Então não se surpreenda quando ligar a TV ou ir ao cinema e der de cara com uma propaganda nova, elaborada exatamente para aumentar a visibilidade desses produtos. A Coca-Cola lançará na quarta-feira, 13 de julho, campanha com o slogan Calorias de Menos, Sabor de Mais, produzida no Brasil. Para a Coca-Cola não há porque fazer uma campanha específica para cada produto. "A campanha ajuda o consumidor a saber qual a linha completa de produtos light e alavanca as vendas de todo o portifólio" -- afirmou a diretora de marketing da Coca-Cola do Brasil, Mônica Horcades, em entrevista ao Valor Econômio na edição de 12 de julho.

Números -- Quem constuma procurar por um refrigerante light para molhar a guela está incluso em público de alta renda. Os dados da matéria são da A/C Nielsen. A Coca-Cola é dona de 53,3% do setor de refrigerantes no País. Ambev 16,4% com marcar como Guaraná Antarctica e Pepsi, entre outros. 30,2% fica com o restante das empresas de refrigerantes. Pesquisa de maio de 2005.
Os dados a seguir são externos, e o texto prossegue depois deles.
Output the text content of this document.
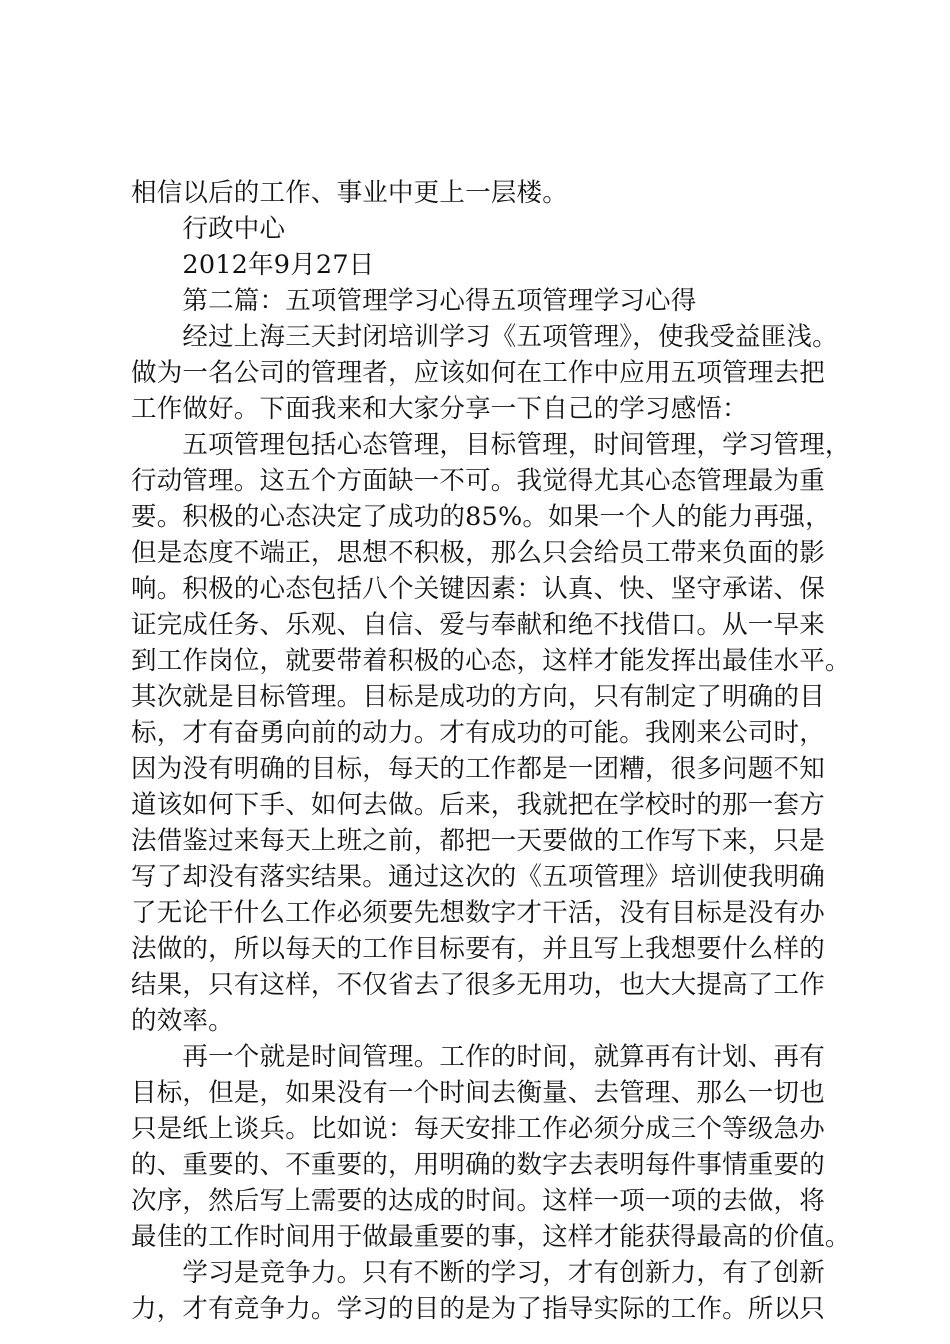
相信以后的工作、事业中更上一层楼。
　　行政中心
　　2012年9月27日
　　第二篇：五项管理学习心得五项管理学习心得
　　经过上海三天封闭培训学习《五项管理》，使我受益匪浅。
做为一名公司的管理者，应该如何在工作中应用五项管理去把
工作做好。下面我来和大家分享一下自己的学习感悟：
　　五项管理包括心态管理，目标管理，时间管理，学习管理，
行动管理。这五个方面缺一不可。我觉得尤其心态管理最为重
要。积极的心态决定了成功的85%。如果一个人的能力再强，
但是态度不端正，思想不积极，那么只会给员工带来负面的影
响。积极的心态包括八个关键因素：认真、快、坚守承诺、保
证完成任务、乐观、自信、爱与奉献和绝不找借口。从一早来
到工作岗位，就要带着积极的心态，这样才能发挥出最佳水平。
其次就是目标管理。目标是成功的方向，只有制定了明确的目
标，才有奋勇向前的动力。才有成功的可能。我刚来公司时，
因为没有明确的目标，每天的工作都是一团糟，很多问题不知
道该如何下手、如何去做。后来，我就把在学校时的那一套方
法借鉴过来每天上班之前，都把一天要做的工作写下来，只是
写了却没有落实结果。通过这次的《五项管理》培训使我明确
了无论干什么工作必须要先想数字才干活，没有目标是没有办
法做的，所以每天的工作目标要有，并且写上我想要什么样的
结果，只有这样，不仅省去了很多无用功，也大大提高了工作
的效率。
　　再一个就是时间管理。工作的时间，就算再有计划、再有
目标，但是，如果没有一个时间去衡量、去管理、那么一切也
只是纸上谈兵。比如说：每天安排工作必须分成三个等级急办
的、重要的、不重要的，用明确的数字去表明每件事情重要的
次序，然后写上需要的达成的时间。这样一项一项的去做，将
最佳的工作时间用于做最重要的事，这样才能获得最高的价值。
　　学习是竞争力。只有不断的学习，才有创新力，有了创新
力，才有竞争力。学习的目的是为了指导实际的工作。所以只
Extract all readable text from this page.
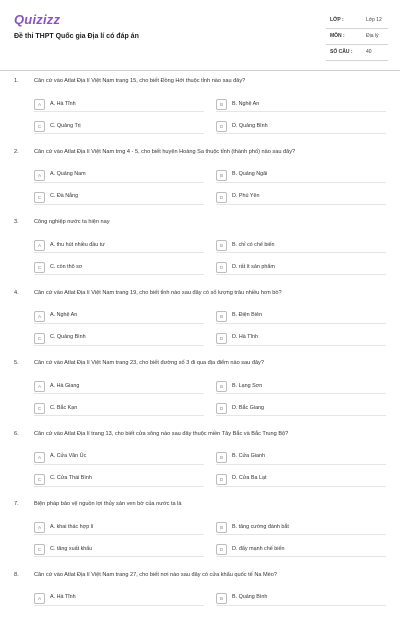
Quizizz
Đề thi THPT Quốc gia Địa lí có đáp án
LỚP :	Lớp 12
MÔN :	Địa lý
SỐ CÂU :	40
1.	Căn cứ vào Atlat Địa lí Việt Nam trang 15, cho biết Đồng Hới thuộc tỉnh nào sau đây?
A	A. Hà Tĩnh	B	B. Nghệ An
C	C. Quảng Trị	D	D. Quảng Bình
2.	Căn cứ vào Atlat Địa lí Việt Nam trng 4 - 5, cho biết huyện Hoàng Sa thuộc tỉnh (thành phố) nào sau đây?
A	A. Quảng Nam	B	B. Quảng Ngãi
C	C. Đà Nẵng	D	D. Phú Yên
3.	Công nghiệp nước ta hiện nay
A	A. thu hút nhiều đầu tư	B	B. chỉ có chế biến
C	C. còn thô sơ	D	D. rất ít sản phẩm
4.	Căn cứ vào Atlat Địa lí Việt Nam trang 19, cho biết tỉnh nào sau đây có số lượng trâu nhiều hơn bò?
A	A. Nghệ An	B	B. Điện Biên
C	C. Quảng Bình	D	D. Hà Tĩnh
5.	Căn cứ vào Atlat Địa lí Việt Nam trang 23, cho biết đường số 3 đi qua địa điểm nào sau đây?
A	A. Hà Giang	B	B. Lạng Sơn
C	C. Bắc Kạn	D	D. Bắc Giang
6.	Căn cứ vào Atlat Địa lí trang 13, cho biết cửa sông nào sau đây thuộc miền Tây Bắc và Bắc Trung Bộ?
A	A. Cửa Văn Úc	B	B. Cửa Gianh
C	C. Cửa Thái Bình	D	D. Cửa Ba Lạt
7.	Biện pháp bảo vệ nguồn lợi thủy sản ven bờ của nước ta là
A	A. khai thác hợp lí	B	B. tăng cường đánh bắt
C	C. tăng xuất khẩu	D	D. đẩy mạnh chế biến
8.	Căn cứ vào Atlat Địa lí Việt Nam trang 27, cho biết nơi nào sau đây có cửa khẩu quốc tế Na Mèo?
A	A. Hà Tĩnh	B	B. Quảng Bình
Aquisição -- A Coca-Cola ainda não fez barulho sobre aquisição que está prestes a ser concluída. A companhia está de olho na Suco Mais, com sede em Linhares, no Espírito Santo, faturou R$ 65 milhões no ano passado e é a segunda colocada do setor com participação de 12% no mercado. Atrás apenas da Mexicana Del Valle com 26% do mercado. A aquisição deve ser anunciada em agosto próximo.

Fonte: matéria assinada por Daniela D´Ambrosio - Valor Econômico

Cadê a Schincariol que estava aqui?

Parece que a Schincariol não é mais a mesma, mesmo. Segundo pesquisas da Nielsen, divulgadas pelo Jornal Valor Econômico na ediçãod e 12 de julho, a Operação Cevada -- para investigar problemas fiscais da empresa com sede em Itu, no interior Paulista -- não afetou as vendas da cerveja. Porém na prática o cenário parece outro.

Nas prateleiras dos supermercados como Extra, Carrefour e Wal Mart já não se vê a cerveja com os mesmos espaços. Algumas visitas da reportagem do Jornal Valor Ecnômico perceberam que a Schincariol passou a ocupar menos gôndolas e até mesmo ficar em lugares menos visíveis. Os tablóides com ofertas de produtos também não traziam a Nova Schin como astro em nenhuma parte das pequenas publicações, sempre bem coloridas.

Mesmo assim os números da participação das cervejarias nas vendas de varejo estão aí para serem contestados:

Abril -- Ambev* 68,2% / Schincariol 12,5% / Molson*ª  8,7% /  Petrópolis 5,1%

Maio --  Ambev 68,3% / Schincariol 12,7% / Molson 8,7% /  Petrópolis 5,2%

Junho -- Ambev 67,9% / Schincariol 12,9% / Molson 8,8% /  Petrópolis 5,2%

*Ambev - Skol, Brahma, Antarctica, Bohemia, Kronenbier e Caracu

*ªMolson - Kaiser Pilsen, Kaiser Summer Draft, Xingu, Kaiser Bock, Bavaria Pilsen, Bavaria Premium

Fonte: matéria assinada por Daniela D´Ambrosio e Claudia Fachini, Jornal Valor Econômico 12/07.